As a legal technology and innovation leader, it's your job to understand those different perspectives and tailor each message.
A hook is an opening statement designed to get your audience's attention and create questions that beg to be resolved. The hook should create some drama and an incentive for the audience to pay attention as it tries to understand how the issue posed in the hook will be addressed or resolved by the proposed solution.
A hook can come in the form of some surprising statistic, an anecdote that tells something about the audience's situation, or a quotation that sets up a paradox or dilemma.
As I was starting to pitch the idea of Doxly, my hook was that, while I didn't have a product yet, I could show that we had an incredible knowledge of the space and the problems we were trying to solve.
In your legal tech role, you might be trying to win over a group of potential product champions with a hook that places them in the center of the process you are pitching. Make them a part of defining the problems that the firm can solve with this new tool and piloting their solutions. The hook is the prospect of helping to a path to success.
For the broader audience of end users, the hook for the very same initiative might be much different. Here the story might focus on the fact that the technology actually works; the proven successes and benefits provided by the pilot group become the hook to draw end users into the story.
A Problem Statement
Every story needs to include a statement of the problem you are trying to solve. The focus should be on the pain a target group is experiencing and why the solution is essential and not just a "nice to have."
In my experience, this is an area where many storytellers get tripped up. They focus on the features and benefits, not the high-level issues that will be solved if you get people to change how they work.
For example, when I started to demo an automated signatures feature within Doxly, I was excited to show how the signature block is created and added to a page.

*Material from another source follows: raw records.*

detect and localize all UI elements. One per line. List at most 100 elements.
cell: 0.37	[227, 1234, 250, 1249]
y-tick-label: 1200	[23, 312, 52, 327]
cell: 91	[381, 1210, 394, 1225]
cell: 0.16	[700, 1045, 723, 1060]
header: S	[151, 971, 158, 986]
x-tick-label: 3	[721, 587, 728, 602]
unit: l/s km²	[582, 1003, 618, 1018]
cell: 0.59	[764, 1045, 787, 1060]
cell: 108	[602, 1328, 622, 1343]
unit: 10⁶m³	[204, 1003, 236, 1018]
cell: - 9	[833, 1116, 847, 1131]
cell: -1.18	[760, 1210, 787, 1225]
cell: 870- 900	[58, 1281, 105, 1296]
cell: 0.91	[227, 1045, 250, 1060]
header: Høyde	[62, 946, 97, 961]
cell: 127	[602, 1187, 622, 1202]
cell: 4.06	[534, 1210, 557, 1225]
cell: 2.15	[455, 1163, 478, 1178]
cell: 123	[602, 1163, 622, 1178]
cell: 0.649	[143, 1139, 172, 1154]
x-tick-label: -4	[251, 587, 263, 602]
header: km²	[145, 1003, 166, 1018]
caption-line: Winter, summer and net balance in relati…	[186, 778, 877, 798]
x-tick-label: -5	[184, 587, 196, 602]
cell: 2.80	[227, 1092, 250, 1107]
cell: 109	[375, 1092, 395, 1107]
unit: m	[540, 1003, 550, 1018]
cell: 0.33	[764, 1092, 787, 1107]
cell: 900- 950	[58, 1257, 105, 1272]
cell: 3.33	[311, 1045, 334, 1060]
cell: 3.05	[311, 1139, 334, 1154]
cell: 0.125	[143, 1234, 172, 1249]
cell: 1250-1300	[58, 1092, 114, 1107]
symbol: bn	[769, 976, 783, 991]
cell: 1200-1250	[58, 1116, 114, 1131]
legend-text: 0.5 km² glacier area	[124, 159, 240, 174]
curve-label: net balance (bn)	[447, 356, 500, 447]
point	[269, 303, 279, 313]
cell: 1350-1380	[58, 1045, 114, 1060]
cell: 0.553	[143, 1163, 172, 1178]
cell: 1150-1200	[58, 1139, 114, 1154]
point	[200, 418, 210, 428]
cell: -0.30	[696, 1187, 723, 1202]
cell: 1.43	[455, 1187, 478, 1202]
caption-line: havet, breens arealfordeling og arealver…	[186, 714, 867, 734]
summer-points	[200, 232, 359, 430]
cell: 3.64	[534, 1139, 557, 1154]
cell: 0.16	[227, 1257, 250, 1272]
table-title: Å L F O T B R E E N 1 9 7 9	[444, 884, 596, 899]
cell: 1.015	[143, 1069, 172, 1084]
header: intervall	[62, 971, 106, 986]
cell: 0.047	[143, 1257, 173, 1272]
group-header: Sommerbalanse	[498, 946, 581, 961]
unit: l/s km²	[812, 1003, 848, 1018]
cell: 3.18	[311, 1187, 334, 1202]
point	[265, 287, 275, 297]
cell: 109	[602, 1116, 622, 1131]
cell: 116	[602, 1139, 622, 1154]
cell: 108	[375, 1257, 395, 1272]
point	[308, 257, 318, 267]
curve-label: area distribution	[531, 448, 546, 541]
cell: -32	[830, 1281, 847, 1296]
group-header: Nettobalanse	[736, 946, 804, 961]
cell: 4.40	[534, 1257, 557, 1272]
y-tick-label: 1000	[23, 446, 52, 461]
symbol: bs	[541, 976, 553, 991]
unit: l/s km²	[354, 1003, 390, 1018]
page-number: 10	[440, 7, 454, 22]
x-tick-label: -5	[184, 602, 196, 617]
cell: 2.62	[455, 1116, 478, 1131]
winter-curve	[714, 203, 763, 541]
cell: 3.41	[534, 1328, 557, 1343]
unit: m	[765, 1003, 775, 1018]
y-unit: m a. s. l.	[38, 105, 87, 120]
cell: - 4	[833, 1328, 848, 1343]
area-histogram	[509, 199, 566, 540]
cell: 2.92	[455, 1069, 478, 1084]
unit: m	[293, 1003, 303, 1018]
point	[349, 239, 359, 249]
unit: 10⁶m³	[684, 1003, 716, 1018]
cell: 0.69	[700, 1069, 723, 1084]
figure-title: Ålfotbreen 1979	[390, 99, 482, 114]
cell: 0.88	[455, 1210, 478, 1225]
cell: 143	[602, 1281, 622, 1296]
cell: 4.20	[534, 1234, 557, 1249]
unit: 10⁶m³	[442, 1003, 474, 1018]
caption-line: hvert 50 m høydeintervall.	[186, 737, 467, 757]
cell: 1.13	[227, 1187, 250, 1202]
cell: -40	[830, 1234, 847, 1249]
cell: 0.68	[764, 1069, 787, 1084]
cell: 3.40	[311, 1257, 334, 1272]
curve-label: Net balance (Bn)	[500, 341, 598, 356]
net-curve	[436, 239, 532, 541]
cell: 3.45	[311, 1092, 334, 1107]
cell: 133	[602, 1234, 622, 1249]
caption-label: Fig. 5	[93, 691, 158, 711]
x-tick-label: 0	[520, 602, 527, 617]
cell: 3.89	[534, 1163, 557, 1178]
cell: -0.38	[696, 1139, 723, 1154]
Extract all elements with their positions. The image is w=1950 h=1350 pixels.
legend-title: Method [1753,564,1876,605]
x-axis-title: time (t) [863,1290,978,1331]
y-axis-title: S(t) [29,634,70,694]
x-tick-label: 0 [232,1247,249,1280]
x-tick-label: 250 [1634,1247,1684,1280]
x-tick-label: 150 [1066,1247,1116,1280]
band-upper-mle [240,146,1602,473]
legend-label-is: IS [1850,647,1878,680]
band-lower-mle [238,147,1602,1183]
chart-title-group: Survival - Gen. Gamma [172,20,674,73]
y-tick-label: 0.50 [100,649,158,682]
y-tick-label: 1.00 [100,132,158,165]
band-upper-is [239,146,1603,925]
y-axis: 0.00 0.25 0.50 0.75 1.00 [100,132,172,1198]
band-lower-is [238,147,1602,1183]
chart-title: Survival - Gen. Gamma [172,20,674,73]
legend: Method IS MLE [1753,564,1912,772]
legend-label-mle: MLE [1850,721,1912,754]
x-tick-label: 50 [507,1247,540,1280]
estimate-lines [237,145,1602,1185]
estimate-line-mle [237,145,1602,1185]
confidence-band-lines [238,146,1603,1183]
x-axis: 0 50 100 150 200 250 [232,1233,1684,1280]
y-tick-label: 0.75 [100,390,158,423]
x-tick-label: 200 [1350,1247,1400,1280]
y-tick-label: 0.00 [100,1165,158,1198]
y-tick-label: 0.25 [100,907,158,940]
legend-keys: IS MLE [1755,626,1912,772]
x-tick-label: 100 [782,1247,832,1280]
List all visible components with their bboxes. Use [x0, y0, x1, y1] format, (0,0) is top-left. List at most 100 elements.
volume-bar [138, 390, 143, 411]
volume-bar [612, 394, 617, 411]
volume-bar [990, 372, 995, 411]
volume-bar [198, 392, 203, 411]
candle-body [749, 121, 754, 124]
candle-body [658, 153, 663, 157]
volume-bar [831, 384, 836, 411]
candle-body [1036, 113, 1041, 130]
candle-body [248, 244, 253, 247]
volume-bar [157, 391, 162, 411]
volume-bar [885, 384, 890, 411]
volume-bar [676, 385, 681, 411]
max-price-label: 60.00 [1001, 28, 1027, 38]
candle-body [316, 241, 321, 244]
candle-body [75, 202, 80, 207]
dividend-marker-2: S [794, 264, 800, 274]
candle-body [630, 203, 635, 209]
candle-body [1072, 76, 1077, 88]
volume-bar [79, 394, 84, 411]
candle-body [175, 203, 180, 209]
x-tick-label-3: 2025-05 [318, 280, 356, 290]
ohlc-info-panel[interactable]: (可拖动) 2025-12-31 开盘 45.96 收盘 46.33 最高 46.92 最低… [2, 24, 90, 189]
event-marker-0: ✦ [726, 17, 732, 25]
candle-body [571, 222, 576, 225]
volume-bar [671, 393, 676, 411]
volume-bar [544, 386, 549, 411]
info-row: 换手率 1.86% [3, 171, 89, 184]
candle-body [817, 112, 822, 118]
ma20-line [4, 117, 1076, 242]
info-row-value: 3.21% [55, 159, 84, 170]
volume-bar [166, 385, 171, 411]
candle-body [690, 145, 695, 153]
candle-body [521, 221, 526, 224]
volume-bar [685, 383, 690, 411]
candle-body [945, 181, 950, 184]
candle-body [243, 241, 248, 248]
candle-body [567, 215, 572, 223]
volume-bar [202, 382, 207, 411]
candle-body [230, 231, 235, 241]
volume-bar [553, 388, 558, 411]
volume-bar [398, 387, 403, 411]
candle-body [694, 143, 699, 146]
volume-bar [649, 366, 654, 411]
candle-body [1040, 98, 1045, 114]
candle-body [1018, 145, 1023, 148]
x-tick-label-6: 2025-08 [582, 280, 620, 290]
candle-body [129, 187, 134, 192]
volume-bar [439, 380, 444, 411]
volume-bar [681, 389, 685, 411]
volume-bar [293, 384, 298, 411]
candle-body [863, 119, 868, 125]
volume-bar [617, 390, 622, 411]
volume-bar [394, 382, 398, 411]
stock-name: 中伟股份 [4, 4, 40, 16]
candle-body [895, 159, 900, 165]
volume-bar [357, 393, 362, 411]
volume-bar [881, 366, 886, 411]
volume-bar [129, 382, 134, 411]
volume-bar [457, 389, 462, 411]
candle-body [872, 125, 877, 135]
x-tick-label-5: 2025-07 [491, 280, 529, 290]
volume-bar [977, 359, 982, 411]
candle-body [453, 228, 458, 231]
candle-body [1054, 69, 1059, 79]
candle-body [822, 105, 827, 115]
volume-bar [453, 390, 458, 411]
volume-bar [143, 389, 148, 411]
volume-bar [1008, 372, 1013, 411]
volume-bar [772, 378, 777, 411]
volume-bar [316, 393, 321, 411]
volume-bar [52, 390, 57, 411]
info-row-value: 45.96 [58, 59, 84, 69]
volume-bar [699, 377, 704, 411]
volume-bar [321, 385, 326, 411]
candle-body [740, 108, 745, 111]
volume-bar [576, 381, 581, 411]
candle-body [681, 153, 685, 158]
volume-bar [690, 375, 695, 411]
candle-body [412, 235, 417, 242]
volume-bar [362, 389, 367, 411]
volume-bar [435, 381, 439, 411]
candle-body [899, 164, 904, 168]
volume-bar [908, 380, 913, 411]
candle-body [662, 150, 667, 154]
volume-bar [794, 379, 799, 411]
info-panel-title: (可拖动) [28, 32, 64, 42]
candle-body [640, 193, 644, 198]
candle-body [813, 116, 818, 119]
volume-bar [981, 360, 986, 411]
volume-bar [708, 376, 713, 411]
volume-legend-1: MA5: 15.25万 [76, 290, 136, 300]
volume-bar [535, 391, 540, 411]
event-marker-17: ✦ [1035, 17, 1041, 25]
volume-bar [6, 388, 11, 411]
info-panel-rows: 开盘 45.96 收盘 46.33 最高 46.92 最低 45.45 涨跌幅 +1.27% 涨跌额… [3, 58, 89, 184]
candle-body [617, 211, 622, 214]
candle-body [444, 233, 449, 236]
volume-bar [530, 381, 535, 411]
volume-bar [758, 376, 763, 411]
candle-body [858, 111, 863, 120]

I should have focused on the pain point of how many times the user would otherwise have to manually create a block for one signer when a typical deal might require at least ten signature blocks per person or more. Because I focused on the feature and how it looked and operated, the problem statement got lost. This potential customer focused on the appearance of the signature block and its typeface, which he didn't like!
Keep the narrative focused on those pain points and build an emotional connection to the solution you are proposing, rather than dangling features and functionality at an early stage. Concentrate on the "why" and the intended outcome, and not so much on the "how."
Why is this product uniquely positioned to solve the problem? Focus on the problem statements you've already set up in the narrative and show how the proposed solution addresses them.
Highlight what will change. Does the process now have fewer steps? Will it generate data that will allow you to measure things you couldn't see before? Will it reduce known risks to the client or the firm?
Here again, the solution is not just a list of features and benefits. It's a proposition that directly ties back to the needs and problem statements the story has already identified. It should be the equivalent of a literary denouement, a resolution of the plot line that ties up all the drama set up at the tale's beginning.
Solutions should be tied to ROI and specific results people can see. People are willing to endure the pain of changing if a significant value can be assigned to that effort.
As you pilot and educate your audiences about your solution, the more you can let them leverage data to confirm the value for themselves, the better.
You'll want to leave your audiences excited and engaged. If possible, circle back to your hook and show them how the solution you are proposing closes the loop on the engaging premise you generated at the beginning of your story.
Every implementation of legal tech or new legal processes leads to a story that gets told afterward. We've all heard those stories, and the success stories get repeated. Storytelling at the early stage of any adoption process allows you to seize the narrative from the start and create an emotional connection with people you'll need on your side.